These are our top six Governance Misconceptions –


1. I’m a director of a company limited by guarantee. I’m only liable for £1 if things go wrong.

This is one of the most common misconceptions about ‘limited by guarantee’ companies. The model articles of such a company state that “The liability of each member is limited to £1”, not that the liability of each director is limited. This means that if the directors make poor decisions, which then result in debts for the company, they may be liable for those debts, along with costs and fines. The best way to mitigate against this is to have good governance practices. 

All directors must be aware of the financial position of the organisation and ensure it does not trade while insolvent. Directors must be vigilant, and avoid any fraudulent activity. Failing to identify any problems can be considered as mismanagement.

2. I wasn’t at the meeting. I can’t be held responsible for that bad decision

All directors are jointly and severally liable for all decisions. Directors have a responsibility to attend meetings, and to contribute to the decision-making process. If you are unable to attend a meeting, you should consider the papers presented in advance of the meeting, and make your views known to the chair.

3. I was acting on professional advice, therefore I’m fully protected.

You should take professional advice when making big decisions. However, at the end of the day, the responsibility for the decision lies with the directors, so be sure you fully understand the advice you are given, the assumptions it is based on, and the consequences for each option presented. Ask questions until you are satisfied the advice is sound. Then use your inependent judgement to decide what’s right for the company.
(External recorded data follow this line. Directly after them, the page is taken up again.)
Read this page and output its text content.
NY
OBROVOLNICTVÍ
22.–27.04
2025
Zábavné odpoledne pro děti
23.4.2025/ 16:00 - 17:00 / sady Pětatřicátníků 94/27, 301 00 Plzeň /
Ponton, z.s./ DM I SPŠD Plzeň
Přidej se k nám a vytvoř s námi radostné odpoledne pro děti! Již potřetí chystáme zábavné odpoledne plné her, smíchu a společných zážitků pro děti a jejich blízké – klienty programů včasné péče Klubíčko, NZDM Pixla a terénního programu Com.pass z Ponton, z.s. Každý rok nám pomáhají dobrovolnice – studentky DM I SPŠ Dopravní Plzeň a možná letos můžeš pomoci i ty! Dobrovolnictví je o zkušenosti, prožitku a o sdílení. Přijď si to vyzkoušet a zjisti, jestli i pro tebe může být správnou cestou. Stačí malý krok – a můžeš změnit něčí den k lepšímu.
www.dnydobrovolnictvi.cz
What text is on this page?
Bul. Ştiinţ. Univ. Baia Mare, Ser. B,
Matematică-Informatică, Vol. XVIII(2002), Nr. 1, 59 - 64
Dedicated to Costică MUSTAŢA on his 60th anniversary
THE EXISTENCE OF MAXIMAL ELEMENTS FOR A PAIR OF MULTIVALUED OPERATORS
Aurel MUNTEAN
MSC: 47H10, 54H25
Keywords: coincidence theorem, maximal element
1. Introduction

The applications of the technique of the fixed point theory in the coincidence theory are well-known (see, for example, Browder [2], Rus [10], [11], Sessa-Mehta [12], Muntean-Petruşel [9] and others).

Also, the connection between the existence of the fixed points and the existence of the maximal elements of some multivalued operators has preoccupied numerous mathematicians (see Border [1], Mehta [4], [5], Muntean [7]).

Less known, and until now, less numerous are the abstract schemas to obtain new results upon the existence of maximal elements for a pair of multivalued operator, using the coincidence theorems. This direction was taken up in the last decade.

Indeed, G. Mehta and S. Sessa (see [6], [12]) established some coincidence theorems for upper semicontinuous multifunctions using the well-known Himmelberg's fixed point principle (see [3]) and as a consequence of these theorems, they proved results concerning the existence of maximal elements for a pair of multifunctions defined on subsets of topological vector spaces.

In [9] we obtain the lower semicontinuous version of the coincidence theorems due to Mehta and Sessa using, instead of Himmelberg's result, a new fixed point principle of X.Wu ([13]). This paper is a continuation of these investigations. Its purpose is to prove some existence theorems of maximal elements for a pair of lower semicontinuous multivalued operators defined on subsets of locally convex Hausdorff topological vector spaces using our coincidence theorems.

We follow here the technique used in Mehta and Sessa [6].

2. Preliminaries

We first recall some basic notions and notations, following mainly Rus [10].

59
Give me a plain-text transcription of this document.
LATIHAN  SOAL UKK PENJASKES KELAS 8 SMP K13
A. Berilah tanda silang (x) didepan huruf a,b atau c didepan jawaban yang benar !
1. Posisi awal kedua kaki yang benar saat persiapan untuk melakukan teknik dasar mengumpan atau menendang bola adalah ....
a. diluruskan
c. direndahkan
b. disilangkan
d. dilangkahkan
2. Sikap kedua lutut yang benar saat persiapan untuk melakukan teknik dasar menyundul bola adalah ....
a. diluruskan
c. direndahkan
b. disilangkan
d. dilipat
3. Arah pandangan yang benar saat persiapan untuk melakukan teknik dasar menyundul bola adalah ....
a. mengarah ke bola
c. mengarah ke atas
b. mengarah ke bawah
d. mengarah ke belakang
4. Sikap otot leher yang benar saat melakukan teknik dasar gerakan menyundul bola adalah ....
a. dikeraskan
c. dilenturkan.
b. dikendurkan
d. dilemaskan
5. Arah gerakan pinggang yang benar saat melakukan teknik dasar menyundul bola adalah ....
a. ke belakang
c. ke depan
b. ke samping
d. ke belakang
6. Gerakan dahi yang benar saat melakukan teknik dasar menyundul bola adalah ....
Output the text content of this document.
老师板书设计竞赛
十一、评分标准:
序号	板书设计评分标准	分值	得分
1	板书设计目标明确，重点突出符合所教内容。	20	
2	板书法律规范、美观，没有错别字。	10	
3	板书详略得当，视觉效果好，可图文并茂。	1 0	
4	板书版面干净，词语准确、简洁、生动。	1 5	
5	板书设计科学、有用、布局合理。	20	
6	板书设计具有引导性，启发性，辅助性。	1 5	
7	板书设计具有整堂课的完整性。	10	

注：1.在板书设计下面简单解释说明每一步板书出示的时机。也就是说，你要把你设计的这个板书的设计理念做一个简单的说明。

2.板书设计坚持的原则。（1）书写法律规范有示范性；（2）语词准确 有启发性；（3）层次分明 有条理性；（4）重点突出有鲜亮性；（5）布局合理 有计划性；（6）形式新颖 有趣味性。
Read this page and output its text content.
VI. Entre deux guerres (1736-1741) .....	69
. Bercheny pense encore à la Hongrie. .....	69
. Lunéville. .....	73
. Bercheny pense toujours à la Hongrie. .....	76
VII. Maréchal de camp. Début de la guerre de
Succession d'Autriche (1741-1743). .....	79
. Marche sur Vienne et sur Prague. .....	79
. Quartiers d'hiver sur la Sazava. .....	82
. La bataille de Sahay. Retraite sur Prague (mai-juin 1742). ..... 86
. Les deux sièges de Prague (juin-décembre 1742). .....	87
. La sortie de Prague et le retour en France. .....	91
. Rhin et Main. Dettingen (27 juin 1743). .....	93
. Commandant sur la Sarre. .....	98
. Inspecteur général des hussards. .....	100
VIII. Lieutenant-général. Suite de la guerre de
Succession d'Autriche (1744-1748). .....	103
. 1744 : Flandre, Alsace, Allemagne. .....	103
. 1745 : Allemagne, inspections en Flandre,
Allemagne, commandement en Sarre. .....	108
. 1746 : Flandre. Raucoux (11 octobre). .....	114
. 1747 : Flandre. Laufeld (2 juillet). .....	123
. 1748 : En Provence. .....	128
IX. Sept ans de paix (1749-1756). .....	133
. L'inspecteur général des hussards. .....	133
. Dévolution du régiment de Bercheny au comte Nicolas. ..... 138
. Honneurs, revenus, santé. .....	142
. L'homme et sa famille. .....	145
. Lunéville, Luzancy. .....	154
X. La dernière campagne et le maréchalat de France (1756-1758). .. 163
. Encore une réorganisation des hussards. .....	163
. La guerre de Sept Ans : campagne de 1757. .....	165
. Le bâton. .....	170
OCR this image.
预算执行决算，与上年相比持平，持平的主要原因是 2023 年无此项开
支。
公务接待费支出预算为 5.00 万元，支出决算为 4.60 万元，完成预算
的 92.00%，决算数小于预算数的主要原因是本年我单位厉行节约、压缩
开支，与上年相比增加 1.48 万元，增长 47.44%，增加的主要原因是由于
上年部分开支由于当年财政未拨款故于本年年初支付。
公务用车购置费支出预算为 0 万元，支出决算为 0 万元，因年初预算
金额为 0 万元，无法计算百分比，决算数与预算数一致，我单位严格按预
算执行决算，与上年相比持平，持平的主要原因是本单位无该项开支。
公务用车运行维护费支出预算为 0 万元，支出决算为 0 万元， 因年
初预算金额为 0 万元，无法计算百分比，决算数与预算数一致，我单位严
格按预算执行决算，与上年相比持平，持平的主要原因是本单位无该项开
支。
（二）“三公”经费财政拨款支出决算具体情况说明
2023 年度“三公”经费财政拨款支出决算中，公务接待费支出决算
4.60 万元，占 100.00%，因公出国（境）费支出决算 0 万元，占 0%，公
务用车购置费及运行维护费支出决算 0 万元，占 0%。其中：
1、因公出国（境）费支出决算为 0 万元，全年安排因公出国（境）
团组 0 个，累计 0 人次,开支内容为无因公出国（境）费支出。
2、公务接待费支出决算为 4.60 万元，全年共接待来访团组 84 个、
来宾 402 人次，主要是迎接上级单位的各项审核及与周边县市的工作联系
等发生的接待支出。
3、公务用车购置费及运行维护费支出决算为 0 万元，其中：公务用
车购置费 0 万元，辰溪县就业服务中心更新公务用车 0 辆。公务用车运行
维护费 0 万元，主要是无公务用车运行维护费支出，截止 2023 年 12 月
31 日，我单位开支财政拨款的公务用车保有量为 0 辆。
4. I don’t really have to attend meetings. I’m more of a figurehead.

The days of the old boys’ club are fading fast, but there are still some directors who believe they are there to lend their name to a board. Directors have duties under the law to promote the success of the company. This means that you have to participate, and not just be a name in a company report.

Many directors have spouses or other relatives who are listed as directors. Again, if you are registered as a director, you should protect yourself by taking part in the decision-making process, and not blindly signing documents when asked. There is no such thing as a director ‘in name only’, as many have found out to their cost.

5. I resigned. I’m no longer liable

Just because you’re no longer on the board of an organisation, does not mean you can’t be held liable for decisions made during your tenure. Investigations often go back 3 years or more.

6. Our minutes only need to record what has been agreed

There are currently no rules governing what should be contained in minutes, and they can range from a verbatim record of the meeting to a list of action points. However, if something does go wrong, minutes can help make the thought processes of the board more apparent. 

Remember that, under the Companies Act 2006, directors have a duty to promote the success of the company, and consider the impact of any decision on long-term performance, employees, key stakeholders, and the environment while maintaining a good reputation and acting fairly. If you only record the outcome of the discussion it may be difficult to prove that you have considered these factors.

Remember to record enough in the minutes to show the board has thought through options and key risks before reaching a decision. You should also get the Chair to sign the minutes as an accurate record, and keep them for at least 10 years.